The Deeper Meaning of Pigs

Calling somebody a pig is an insult in most places, and it is in Denmark, too. You can call your ex-lover or your political opponent et svin – that means pig in Danish. Do something really low and immoral, like cheating in a soccer game, and it’s called svinestreg, a pig stroke.

And when you behave really badly, you’re letting out your inner svinehund, your inner pig-dog.

And so on. But pigs are loved in Denmark, too.

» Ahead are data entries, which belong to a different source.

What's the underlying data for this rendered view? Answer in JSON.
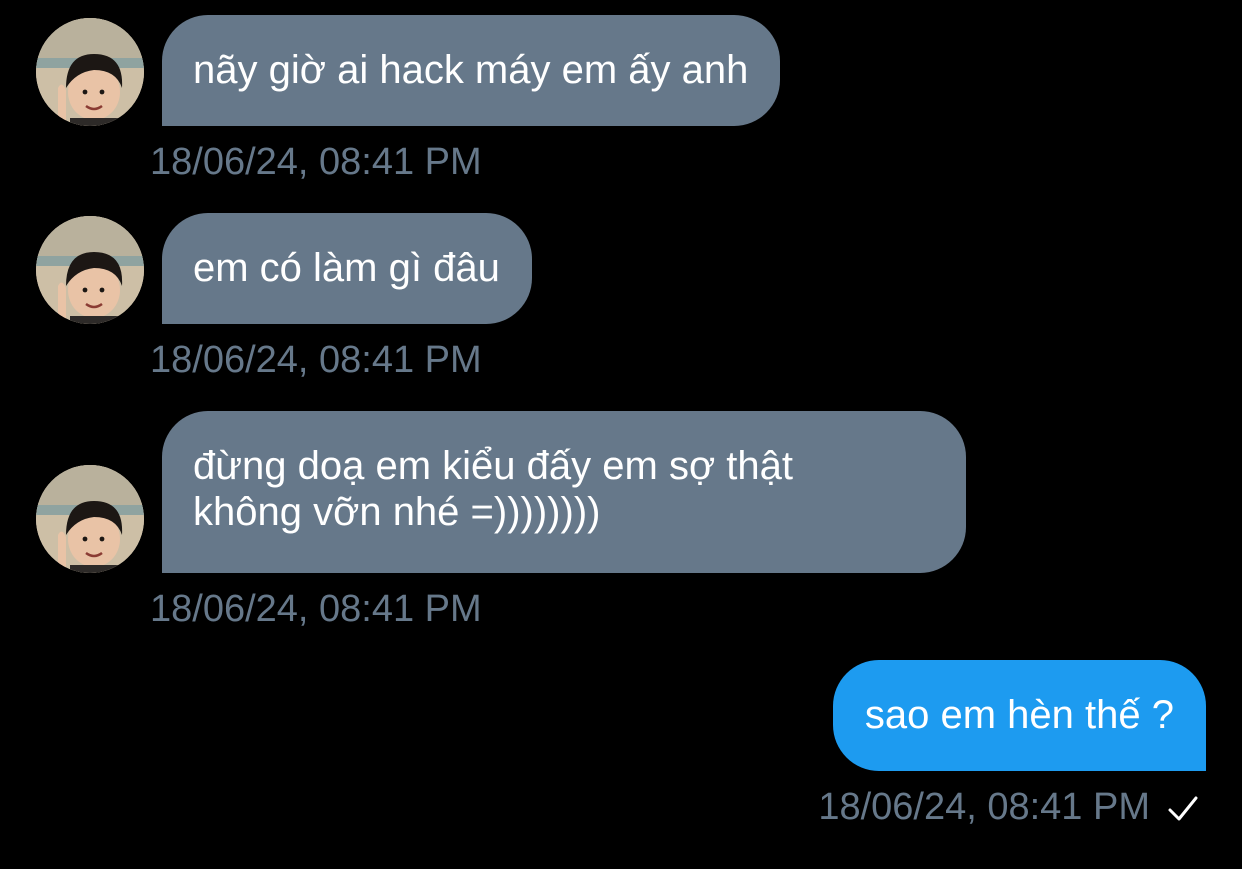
{
  "messages": [
    {
      "direction": "incoming",
      "text_lines": [
        "nãy giờ ai hack máy em ấy anh"
      ],
      "timestamp": "18/06/24, 08:41 PM"
    },
    {
      "direction": "incoming",
      "text_lines": [
        "em có làm gì đâu"
      ],
      "timestamp": "18/06/24, 08:41 PM"
    },
    {
      "direction": "incoming",
      "text_lines": [
        "đừng doạ em kiểu đấy em sợ thật",
        "không vỡn nhé =))))))))"
      ],
      "timestamp": "18/06/24, 08:41 PM"
    },
    {
      "direction": "outgoing",
      "text_lines": [
        "sao em hèn thế ?"
      ],
      "timestamp": "18/06/24, 08:41 PM",
      "status_icon": "check-icon"
    }
  ],
  "colors": {
    "background": "#000000",
    "incoming_bubble": "#66788a",
    "outgoing_bubble": "#1d9bf0",
    "timestamp": "#66788a",
    "text": "#ffffff"
  }
}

First of all, there are more pigs than people – about twenty million pigs to five million humans. That’s the highest pig-to-person ratio in the world. Now, most of the pigs are invisible to your average Copenhagen sophisticate. They live out on big factory farms in the countryside. But they bring in billions of kroner a year from exports to places like Germany, the UK and China.

Pigs are not just big business. Despite what you may have read in glossy magazines about the New Nordic Cuisine, featuring exotic berries and reindeer, most Danish supermarkets feature a great deal of pork.

✚ A Persian carpet of pork

There is the sausage section, with dozens of different pig-related sandwich toppings. My favorite is rullepølse, which is made up of pink and white swirls, sort of like a Persian carpet of pork.

That’s just to look at; I don’t actually eat it.

I also don’t eat flæskesteg, which is crunchy fried roast pork. Basically fat plus bone. It is sometimes called the national dish, and is very popular. When I used to work at a large Danish company, they would serve it in the canteen. All the foreigners would have soup for lunch that day.

But there are more and more foreigners in Denmark now, and that’s threatening the pigs’ power base. Muslims, of course, do not eat pork, and many kindergartens are now not serving pork at all, so they don’t have to make a separate dish for the Muslim kids or serve them soup for lunch that day.

Denmark has not gone as far as the Netherlands, which has eliminated piggy banks for children in order to avoid offending Muslim customers.

That’s because children in Denmark put their extra change into a penguin, the plastic mascot of the biggest local bank. Penguins, apparently, don’t offend anyone.